For example, the following code will get all titles.
from bs4 import BeautifulSoup
# The code to get the html contents here.
soup = BeautifulSoup(html, 'html.parser')
# Find all the search result divs
divs = soup.select("#search div.g")
for div in divs:
# Search for a h3 tag
results = div.select("h3")
# Check if we have found a result
if (len(results) >= 1):
# Print the title
h3 = results[0]
print(h3.get_text())
You can extend this code to also extract the search result urls and descriptions.
You can also use a third party service like Serp API - I wrote and run this tool - that is a paid Google search engine results API. It solves the issues of being blocked, and you don't have to rent proxies and do the result parsing yourself.
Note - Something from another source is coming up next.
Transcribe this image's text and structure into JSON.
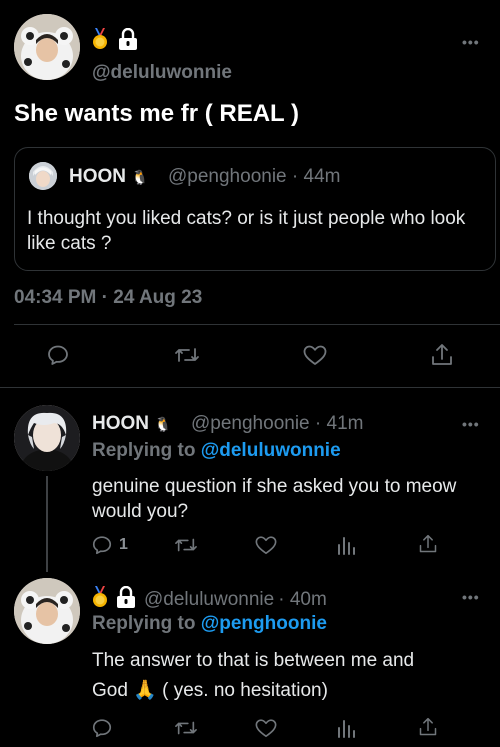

It's easy to integrate with Python:
from lib.google_search_results import GoogleSearchResults
params = {
"q" : "Coffee",
"location" : "Austin, Texas, United States",
"hl" : "en",
"gl" : "us",
"google_domain" : "google.com",
"api_key" : "demo",
}
query = GoogleSearchResults(params)
dictionary_results = query.get_dictionary()
GitHub: https://github.com/serpapi/google-search-results-python
Current answers will work but google will ban your for scrapping.
My current solution uses the requests_ip_rotator
import requests
from requests_ip_rotator import ApiGateway
import os
keywords = ['test']
def parse(keyword, session):
url = f"https://www.google.com/search?q={keyword}"
response = session.get(url)
print(response)
if __name__ == '__main__':
AWS_ACCESS_KEY_ID = ''
AWS_SECRET_ACCESS_KEY = ''
gateway = ApiGateway("https://www.google.com", access_key_id=AWS_ACCESS_KEY_ID,
access_key_secret=AWS_SECRET_ACCESS_KEY)
gateway.start()
session = requests.Session()
session.mount("https://www.google.com", gateway)
for keyword in keywords:
parse(keyword, session)
gateway.shutdown()
AWS_ACCESS_KEY_ID and AWS_SECRET_ACCESS_KEY you can create in AWS console.
This solution allow you to parse 1 million requests (amazon free limit)